Book: Dispatches From Grief
Author: Danielle Crittenden
Pages: 207
This is my 146th read for the year
What Amazon Says:
On a February morning, Danielle Crittenden's world cleaved in two: the life before her daughter Miranda was found dead in her Brooklyn apartment, and the life after. In this luminous memoir, Crittenden maps the territory of profound loss with the clarity of a foreign correspondent filing reports from a country no parent ever wishes to visit. With unflinching honesty and unexpected grace, she chronicles not just the shattering impact of a child's death, but the strange afterlife of grief itself - the way it infiltrates grocery stores and social media, transforms old friendships and forges new ones, and ultimately reshapes the mourner as fundamentally as it has reshaped the world.
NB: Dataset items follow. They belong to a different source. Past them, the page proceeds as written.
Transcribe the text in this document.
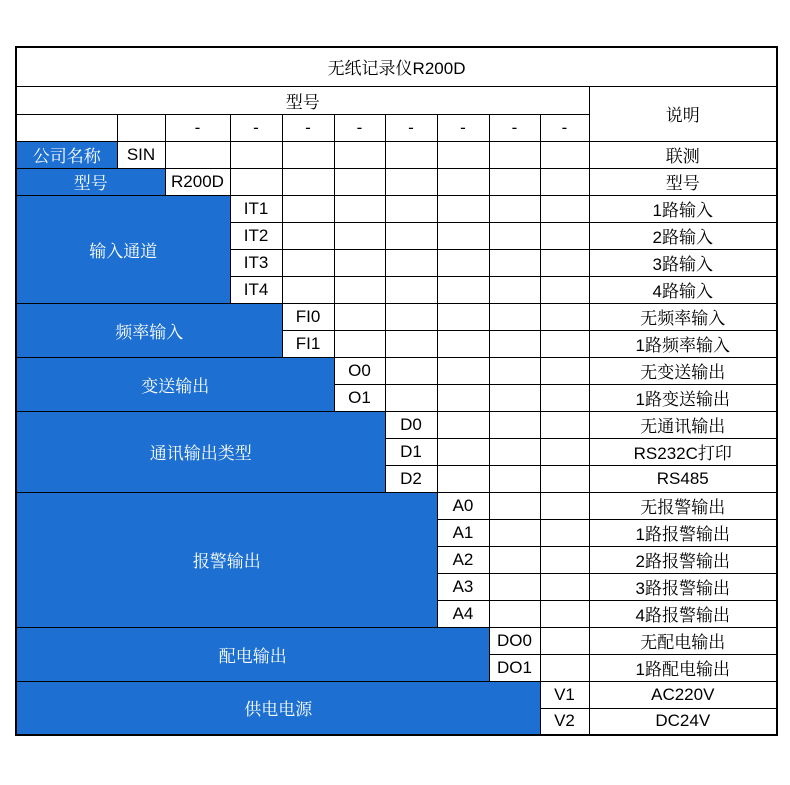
无纸记录仪R200D										
型号										说明
		-	-	-	-	-	-	-	-	
公司名称	SIN									联测
型号		R200D								型号
输入通道			IT1							1路输入
			IT2							2路输入
			IT3							3路输入
			IT4							4路输入
频率输入				FI0						无频率输入
				FI1						1路频率输入
变送输出					O0					无变送输出
					O1					1路变送输出
通讯输出类型						D0				无通讯输出
						D1				RS232C打印
						D2				RS485
报警输出							A0			无报警输出
							A1			1路报警输出
							A2			2路报警输出
							A3			3路报警输出
							A4			4路报警输出
配电输出								DO0		无配电输出
								DO1		1路配电输出
供电电源									V1	AC220V
									V2	DC24V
Here is grief in all its terrible specificity: the police call that changes everything, the surreal task of choosing a burial dress, the well-meaning friends who offer advice about "stages" that don't exist. But here too is love in its most distilled form - a mother's meditation on a daughter who commanded dinner tables at 12 and who transformed from a precocious girl into a sparkling young woman living her dreams in NY. Crittenden brings a journalist's eye to the landscpae of loss, coining the perfect term for those who try to explain grief to the grieving, finding dark comedy in a hotel clerk's relentless cheerfulness. It will speak to anyone who has loved deeply, lost profoundly, and wondered how to continue when continuation seems impossible.
This was a heartbreaking book. It is a short book, and I read it all in one sitting. Make sure you have your tissues as you read along with a mother's greatest fear and what happens after.